Следующую часть пути мы спускались с холма. Дорога пошла легче.
Иногда я задавал Митьке вопросы, которые возникали у меня в процессе похода. Или те, что вспоминал об их отшельническом быте, вере, обычаях. Или вопросы, возникающие во время движения. Во-первых, разговоры делали дорогу короче, интереснее — пробираться через эти джунгли было, мягко скажем, утомительно. Во-вторых, Митькины ответы возмещали серьезные пробелы моих познаний об этом мире.
И вот, что я узнал. Отшельники ведут довольно разнообразное хозяйство. У них в пределах огороженной территории есть, кроме поля, что я видел, еще и огороды с разными корнеплодами — картошкой, морковью, свеклой и прочим, а так же разные ягоды, горох. Кроме этого, есть теплицы, где они выращивают помидоры, огурцы, кабачки и другие теплолюбивые культуры. Свинарник, коровник и птичник тоже имеется. На мой вопрос, как все это умещается в одном гектаре площади и кормит весь год население общины, с учетом того, что половина этой площади занимают жилые строения, прозвучал удивительный для меня и, совершенно естественный для этого мира ответ.
— У нас земля очень плодородная, — сказал Митька. — Корнеплоды мы собираем с одного участка по три урожая.
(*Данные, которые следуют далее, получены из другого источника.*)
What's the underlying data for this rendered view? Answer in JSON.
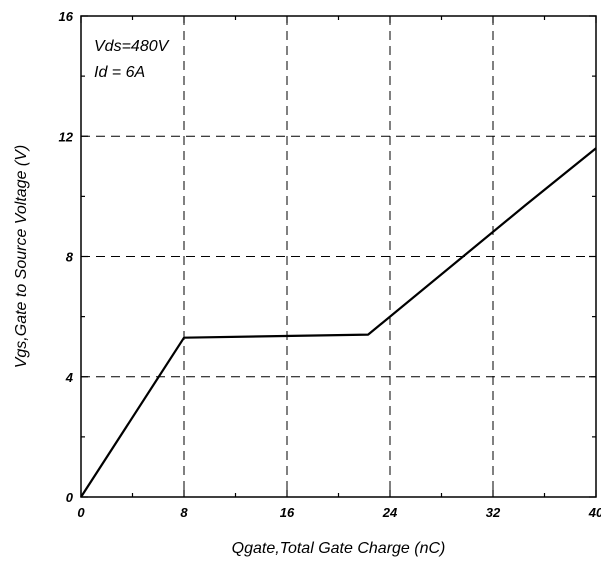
{
  "chart_data": {
    "type": "line",
    "title": "",
    "xlabel": "Qgate,Total Gate Charge (nC)",
    "ylabel": "Vgs,Gate to Source Voltage (V)",
    "xlim": [
      0,
      40
    ],
    "ylim": [
      0,
      16
    ],
    "x_ticks": [
      0,
      8,
      16,
      24,
      32,
      40
    ],
    "x_tick_labels": [
      "0",
      "8",
      "16",
      "24",
      "32",
      "40"
    ],
    "y_ticks": [
      0,
      4,
      8,
      12,
      16
    ],
    "y_tick_labels": [
      "0",
      "4",
      "8",
      "12",
      "16"
    ],
    "grid": true,
    "grid_style": "dashed",
    "annotations": [
      {
        "text": "Vds=480V",
        "position": "top-left"
      },
      {
        "text": "Id = 6A",
        "position": "top-left"
      }
    ],
    "series": [
      {
        "color": "#000000",
        "x": [
          0,
          8,
          22.3,
          34.5,
          40
        ],
        "y": [
          0,
          5.3,
          5.4,
          9.7,
          11.6
        ]
      }
    ]
  }
}
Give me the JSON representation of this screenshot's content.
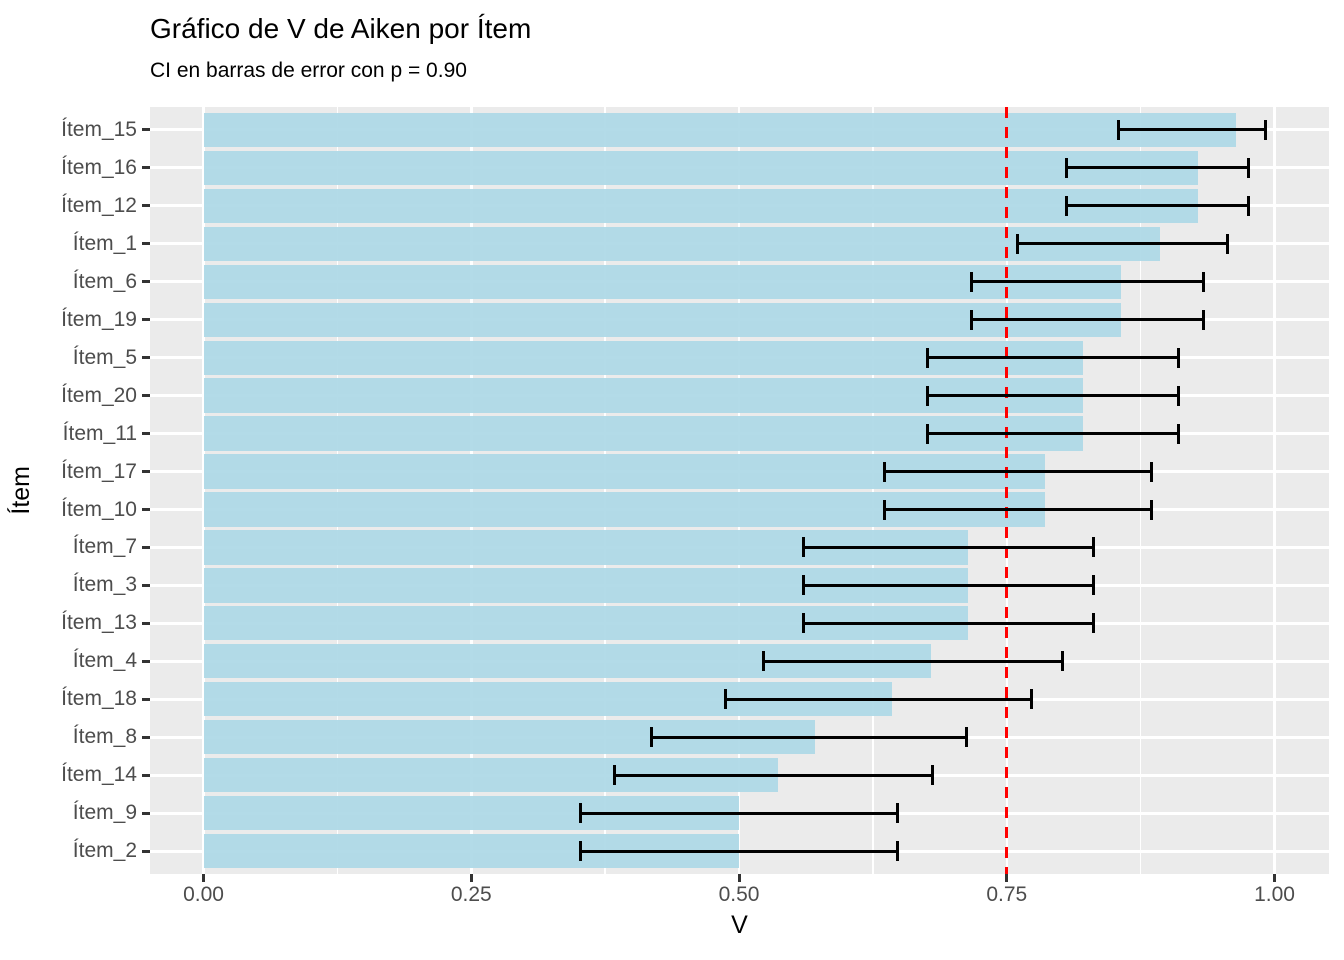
{
  "figure": {
    "title": "Gráfico de V de Aiken por Ítem",
    "subtitle": "CI en barras de error con p = 0.90"
  },
  "colors": {
    "bar_fill": "#ADD8E6",
    "panel_background": "#EBEBEB",
    "gridline": "#FFFFFF",
    "error_bar": "#000000",
    "reference_line": "#FF0000",
    "axis_text": "#4D4D4D",
    "tick_mark": "#333333",
    "title_text": "#000000"
  },
  "chart_data": {
    "type": "bar",
    "orientation": "horizontal",
    "title": "Gráfico de V de Aiken por Ítem",
    "subtitle": "CI en barras de error con p = 0.90",
    "xlabel": "V",
    "ylabel": "Ítem",
    "xlim": [
      -0.05,
      1.05
    ],
    "grid": true,
    "legend": "none",
    "x_major_ticks": [
      0,
      0.25,
      0.5,
      0.75,
      1.0
    ],
    "x_tick_labels": [
      "0.00",
      "0.25",
      "0.50",
      "0.75",
      "1.00"
    ],
    "x_minor_gridlines": [
      0.125,
      0.375,
      0.625,
      0.875
    ],
    "reference_line": {
      "value": 0.75,
      "style": "dashed",
      "color": "#FF0000"
    },
    "error_bars": {
      "type": "confidence-interval",
      "p": 0.9
    },
    "items": [
      {
        "label": "Ítem_15",
        "v": 0.964,
        "ci_low": 0.854,
        "ci_high": 0.992
      },
      {
        "label": "Ítem_16",
        "v": 0.929,
        "ci_low": 0.806,
        "ci_high": 0.976
      },
      {
        "label": "Ítem_12",
        "v": 0.929,
        "ci_low": 0.806,
        "ci_high": 0.976
      },
      {
        "label": "Ítem_1",
        "v": 0.893,
        "ci_low": 0.76,
        "ci_high": 0.956
      },
      {
        "label": "Ítem_6",
        "v": 0.857,
        "ci_low": 0.717,
        "ci_high": 0.934
      },
      {
        "label": "Ítem_19",
        "v": 0.857,
        "ci_low": 0.717,
        "ci_high": 0.934
      },
      {
        "label": "Ítem_5",
        "v": 0.821,
        "ci_low": 0.676,
        "ci_high": 0.91
      },
      {
        "label": "Ítem_20",
        "v": 0.821,
        "ci_low": 0.676,
        "ci_high": 0.91
      },
      {
        "label": "Ítem_11",
        "v": 0.821,
        "ci_low": 0.676,
        "ci_high": 0.91
      },
      {
        "label": "Ítem_17",
        "v": 0.786,
        "ci_low": 0.636,
        "ci_high": 0.885
      },
      {
        "label": "Ítem_10",
        "v": 0.786,
        "ci_low": 0.636,
        "ci_high": 0.885
      },
      {
        "label": "Ítem_7",
        "v": 0.714,
        "ci_low": 0.56,
        "ci_high": 0.831
      },
      {
        "label": "Ítem_3",
        "v": 0.714,
        "ci_low": 0.56,
        "ci_high": 0.831
      },
      {
        "label": "Ítem_13",
        "v": 0.714,
        "ci_low": 0.56,
        "ci_high": 0.831
      },
      {
        "label": "Ítem_4",
        "v": 0.679,
        "ci_low": 0.523,
        "ci_high": 0.802
      },
      {
        "label": "Ítem_18",
        "v": 0.643,
        "ci_low": 0.487,
        "ci_high": 0.773
      },
      {
        "label": "Ítem_8",
        "v": 0.571,
        "ci_low": 0.418,
        "ci_high": 0.712
      },
      {
        "label": "Ítem_14",
        "v": 0.536,
        "ci_low": 0.384,
        "ci_high": 0.681
      },
      {
        "label": "Ítem_9",
        "v": 0.5,
        "ci_low": 0.352,
        "ci_high": 0.648
      },
      {
        "label": "Ítem_2",
        "v": 0.5,
        "ci_low": 0.352,
        "ci_high": 0.648
      }
    ]
  }
}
У каждого под домом, кстати, и у тебя тоже, вырыт огромный подвал для хранения этих продуктов. Там постоянно поддерживаемая температура — и зимой, и летом. Конечно, есть и общие амбары и склады для хранения непортящихся продуктов.
— А вот где вы выгуливаете тех же коров, если пастбища за забором у вас нет?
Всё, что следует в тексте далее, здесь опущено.